This is a very common question and the answer is still the same (pulled from some of the other threads):
Women (usually) seem to come here wondering if they are 'enough'...good enough or pretty enough or skinny enough to be swinging. What they are told (and usually need to see to believe) is that there is someone for everyone here. Just that a woman is interested in swinging makes them very exciting from the start. After 40, almost all women have something that they wish was better, but after 40 most men realize that the biggest sex organs are a woman's brain, personality, and confidence. While we also commend you for working out and encourage you to keep it up (it will keep you around longer until we all have time to play together ), looks become less of a priority with age. Remember, beauty is only skin deep and is fleeting, but sexy comes from much deeper within.

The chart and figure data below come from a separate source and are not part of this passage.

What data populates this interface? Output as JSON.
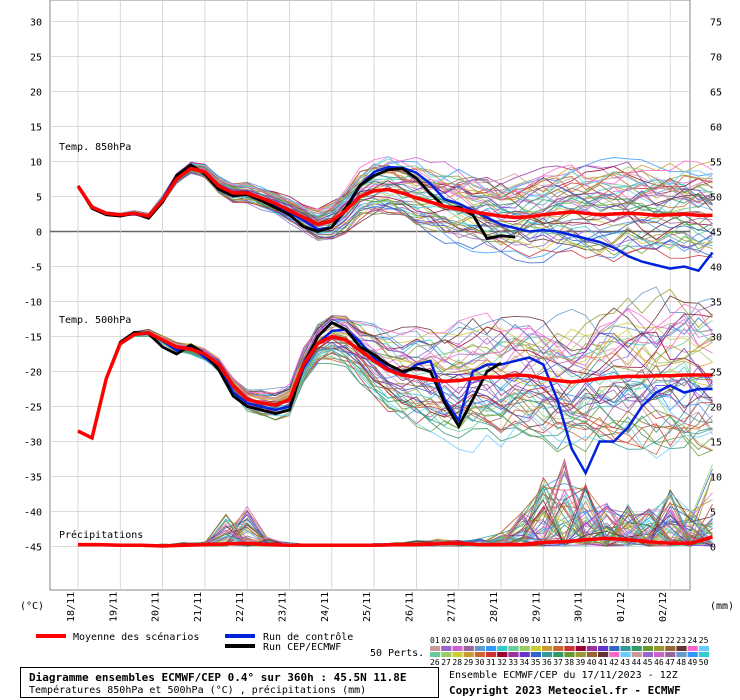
{
  "chart_data": {
    "type": "line",
    "x_dates": [
      "18/11",
      "19/11",
      "20/11",
      "21/11",
      "22/11",
      "23/11",
      "24/11",
      "25/11",
      "26/11",
      "27/11",
      "28/11",
      "29/11",
      "30/11",
      "01/12",
      "02/12"
    ],
    "left_axis": {
      "unit": "(°C)",
      "ticks": [
        30,
        25,
        20,
        15,
        10,
        5,
        0,
        -5,
        -10,
        -15,
        -20,
        -25,
        -30,
        -35,
        -40,
        -45
      ]
    },
    "right_axis": {
      "unit": "(mm)",
      "ticks": [
        75,
        70,
        65,
        60,
        55,
        50,
        45,
        40,
        35,
        30,
        25,
        20,
        15,
        10,
        5,
        0
      ]
    },
    "panels": [
      {
        "label": "Temp. 850hPa",
        "x": [
          0,
          0.33,
          0.67,
          1,
          1.33,
          1.67,
          2,
          2.33,
          2.67,
          3,
          3.33,
          3.67,
          4,
          4.33,
          4.67,
          5,
          5.33,
          5.67,
          6,
          6.33,
          6.67,
          7,
          7.33,
          7.67,
          8,
          8.33,
          8.67,
          9,
          9.33,
          9.67,
          10,
          10.33,
          10.67,
          11,
          11.33,
          11.67,
          12,
          12.33,
          12.67,
          13,
          13.33,
          13.67,
          14,
          14.33,
          14.67,
          15
        ],
        "mean": [
          6.5,
          3.5,
          2.6,
          2.4,
          2.6,
          2.2,
          4.5,
          7.5,
          9,
          8.5,
          6.5,
          5.5,
          5.5,
          4.8,
          4,
          3,
          2,
          1,
          1.5,
          3,
          5,
          5.8,
          6,
          5.5,
          4.8,
          4.2,
          3.6,
          3.2,
          2.8,
          2.5,
          2.2,
          2.0,
          2.1,
          2.4,
          2.6,
          2.8,
          2.6,
          2.4,
          2.5,
          2.6,
          2.5,
          2.3,
          2.4,
          2.5,
          2.3,
          2.3
        ],
        "control": [
          6.5,
          3.5,
          2.6,
          2.3,
          2.5,
          2.1,
          4.6,
          8,
          9.2,
          8.4,
          6.5,
          5.3,
          5.6,
          4.6,
          3.6,
          2.7,
          1.6,
          0.3,
          0.6,
          3,
          6.6,
          8.5,
          9.2,
          9.1,
          8.4,
          6.8,
          4.6,
          4.0,
          3.0,
          2.0,
          1.0,
          0.5,
          0.0,
          0.2,
          0.0,
          -0.5,
          -1.0,
          -1.5,
          -2.3,
          -3.5,
          -4.3,
          -4.8,
          -5.3,
          -5.0,
          -5.6,
          -3.0
        ],
        "deterministic": [
          6.5,
          3.3,
          2.4,
          2.2,
          2.6,
          1.9,
          4.2,
          8,
          9.5,
          8.2,
          6.0,
          5.1,
          5.3,
          4.4,
          3.4,
          2.4,
          0.7,
          0.0,
          0.6,
          3.4,
          6.6,
          8.0,
          8.8,
          9.0,
          7.6,
          5.4,
          3.5,
          3.5,
          2.4,
          -1.0,
          -0.6,
          -0.8
        ],
        "spread": [
          0.0,
          0.1,
          0.2,
          0.2,
          0.3,
          0.3,
          0.5,
          0.6,
          0.8,
          1.0,
          1.2,
          1.3,
          1.4,
          1.5,
          1.5,
          1.6,
          1.8,
          2.0,
          2.4,
          2.8,
          3.2,
          3.5,
          3.8,
          4.0,
          4.2,
          4.4,
          4.6,
          4.8,
          5.0,
          5.0,
          5.0,
          5.1,
          5.2,
          5.2,
          5.3,
          5.3,
          5.4,
          5.4,
          5.5,
          5.5,
          5.6,
          5.6,
          5.6,
          5.7,
          5.7,
          5.8
        ]
      },
      {
        "label": "Temp. 500hPa",
        "x": [
          0,
          0.33,
          0.67,
          1,
          1.33,
          1.67,
          2,
          2.33,
          2.67,
          3,
          3.33,
          3.67,
          4,
          4.33,
          4.67,
          5,
          5.33,
          5.67,
          6,
          6.33,
          6.67,
          7,
          7.33,
          7.67,
          8,
          8.33,
          8.67,
          9,
          9.33,
          9.67,
          10,
          10.33,
          10.67,
          11,
          11.33,
          11.67,
          12,
          12.33,
          12.67,
          13,
          13.33,
          13.67,
          14,
          14.33,
          14.67,
          15
        ],
        "mean": [
          -28.5,
          -29.5,
          -21,
          -16,
          -14.7,
          -14.5,
          -15.5,
          -16.5,
          -16.8,
          -17.5,
          -19,
          -22,
          -24,
          -24.5,
          -24.8,
          -24,
          -19,
          -16,
          -15,
          -15.5,
          -17,
          -18.5,
          -19.8,
          -20.5,
          -20.8,
          -21.2,
          -21.4,
          -21.3,
          -21.0,
          -20.8,
          -20.8,
          -20.5,
          -20.6,
          -21.0,
          -21.3,
          -21.5,
          -21.3,
          -21.0,
          -20.8,
          -20.7,
          -20.7,
          -20.6,
          -20.6,
          -20.5,
          -20.5,
          -20.5
        ],
        "control": [
          -28.5,
          -29.5,
          -21,
          -16,
          -14.6,
          -14.4,
          -15.6,
          -17,
          -16.4,
          -18,
          -19.5,
          -23,
          -24.5,
          -25,
          -25.5,
          -25,
          -19.5,
          -16,
          -14.2,
          -14,
          -15.8,
          -18.0,
          -19.6,
          -20.4,
          -19.0,
          -18.5,
          -24.0,
          -27.0,
          -20.0,
          -19.0,
          -19.0,
          -18.5,
          -18.0,
          -19.0,
          -24.0,
          -31.0,
          -34.5,
          -30.0,
          -30.0,
          -28.0,
          -25.0,
          -23.0,
          -22.0,
          -23.0,
          -22.5,
          -22.5
        ],
        "deterministic": [
          -28.5,
          -29.5,
          -21,
          -15.8,
          -14.4,
          -14.6,
          -16.5,
          -17.5,
          -16.2,
          -17.5,
          -19.8,
          -23.5,
          -25.0,
          -25.5,
          -26.0,
          -25.5,
          -19.0,
          -15.0,
          -13.0,
          -14.0,
          -16.5,
          -17.6,
          -19.0,
          -20.0,
          -19.5,
          -20.0,
          -24.5,
          -27.8,
          -24.0,
          -20.0,
          -18.8
        ],
        "spread": [
          0.0,
          0.1,
          0.2,
          0.3,
          0.3,
          0.4,
          0.5,
          0.6,
          0.7,
          0.8,
          1.0,
          1.2,
          1.4,
          1.6,
          1.8,
          2.0,
          2.4,
          2.8,
          3.2,
          3.6,
          4.0,
          4.6,
          5.0,
          5.4,
          5.8,
          6.2,
          6.6,
          7.0,
          7.2,
          7.4,
          7.6,
          7.8,
          8.0,
          8.2,
          8.4,
          8.6,
          8.8,
          9.0,
          9.2,
          9.4,
          9.6,
          9.8,
          10.0,
          10.0,
          10.2,
          10.4
        ]
      },
      {
        "label": "Précipitations",
        "x": [
          0,
          0.5,
          1,
          1.5,
          2,
          2.5,
          3,
          3.5,
          4,
          4.5,
          5,
          5.5,
          6,
          6.5,
          7,
          7.5,
          8,
          8.5,
          9,
          9.5,
          10,
          10.5,
          11,
          11.5,
          12,
          12.5,
          13,
          13.5,
          14,
          14.5,
          15
        ],
        "mean_mm": [
          0.2,
          0.2,
          0.1,
          0.1,
          0,
          0.1,
          0.2,
          0.3,
          0.4,
          0.2,
          0.1,
          0.1,
          0.1,
          0.1,
          0.1,
          0.2,
          0.2,
          0.3,
          0.4,
          0.2,
          0.2,
          0.2,
          0.5,
          0.6,
          0.9,
          1.1,
          0.9,
          0.6,
          0.4,
          0.4,
          1.3
        ],
        "member_peak_mm": [
          0.4,
          0.3,
          0.2,
          0.2,
          0.3,
          0.5,
          0.6,
          5,
          5.8,
          1.2,
          0.5,
          0.3,
          0.3,
          0.3,
          0.4,
          0.5,
          0.8,
          1.0,
          0.8,
          1.2,
          2.0,
          5.0,
          10.0,
          12.5,
          9.0,
          6.5,
          6.0,
          5.5,
          8.5,
          5.0,
          12.0
        ]
      }
    ],
    "legend": {
      "mean": "Moyenne des scénarios",
      "control": "Run de contrôle",
      "deterministic": "Run CEP/ECMWF",
      "perts": "50 Perts."
    },
    "colors": {
      "mean": "#ff0000",
      "control": "#0022dd",
      "deterministic": "#000000",
      "members": [
        "#cc9999",
        "#9966cc",
        "#cc66cc",
        "#996699",
        "#6699cc",
        "#3399ff",
        "#33cccc",
        "#66cc99",
        "#99cc66",
        "#cccc33",
        "#cc9933",
        "#cc6633",
        "#cc3333",
        "#990033",
        "#993399",
        "#6633cc",
        "#3366cc",
        "#339999",
        "#339966",
        "#669933",
        "#999933",
        "#996633",
        "#663333",
        "#ff66cc",
        "#66ccff"
      ]
    }
  },
  "pert_top_row": [
    "01",
    "02",
    "03",
    "04",
    "05",
    "06",
    "07",
    "08",
    "09",
    "10",
    "11",
    "12",
    "13",
    "14",
    "15",
    "16",
    "17",
    "18",
    "19",
    "20",
    "21",
    "22",
    "23",
    "24",
    "25"
  ],
  "pert_bottom_row": [
    "26",
    "27",
    "28",
    "29",
    "30",
    "31",
    "32",
    "33",
    "34",
    "35",
    "36",
    "37",
    "38",
    "39",
    "40",
    "41",
    "42",
    "43",
    "44",
    "45",
    "46",
    "47",
    "48",
    "49",
    "50"
  ],
  "footer": {
    "title": "Diagramme ensembles ECMWF/CEP 0.4° sur 360h : 45.5N 11.8E",
    "subtitle": "Températures 850hPa et 500hPa (°C) , précipitations (mm)",
    "run": "Ensemble ECMWF/CEP du 17/11/2023 - 12Z",
    "copyright": "Copyright 2023 Meteociel.fr - ECMWF"
  }
}
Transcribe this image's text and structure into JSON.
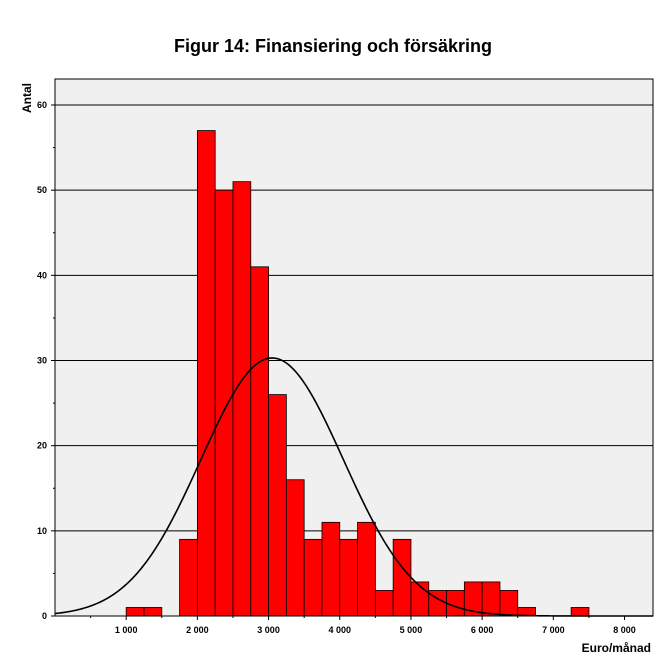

Go to a nudist beach or resort and most of anyone's body issues will be releaved. Swingers (and nudists) are not just the 'beautiful people', but the every day people (there's more everyday people than beautiful people...it's just a numbers game). Ten minutes at a nudist anything and you'll be saying to yourself 'I'm really not that bad'...and you most likely are not. Real women HAVE curves and are more beautiful because of them.
What do swingers look like (I'm paraphrasing)? Look at the average people that surround you every day. Now picture them naked. Swingers, just like everyone else, come in ALL shapes and sizes. At the same time, there are people who love different shapes and sizes. Once you go to a club, a meet and greet, a swingers resort, or cruise you will quickly realize that you aren't that bad (and better than some). Personally, we (both Mr and Ms Gold) happen to really like curves on a woman and aren't interested in those skinny sticks in most ads (afraid that they could be broken ).
Beauty is only skin deep, but sexiness is something that is projected from deep inside and usually has little to do with beauty.
All of the above are our quotes taken from similar threads. If your wife isn't feeling attractive, then you need to start reminding her that she IS. After that, as stated above, take her to a nude beach or swingers club so she can see how others look. Usually, making plans to attend a club will help motivate both of you care more about how you look (at least it does for us and we're not anything that special ). The bigger question here is you need to find out if there is a problem with your wife and how she is viewing herself. This is something that you need to talk with her about and find out what the issue is. Otherwise, plan on going to a club just to look and see how you stack up.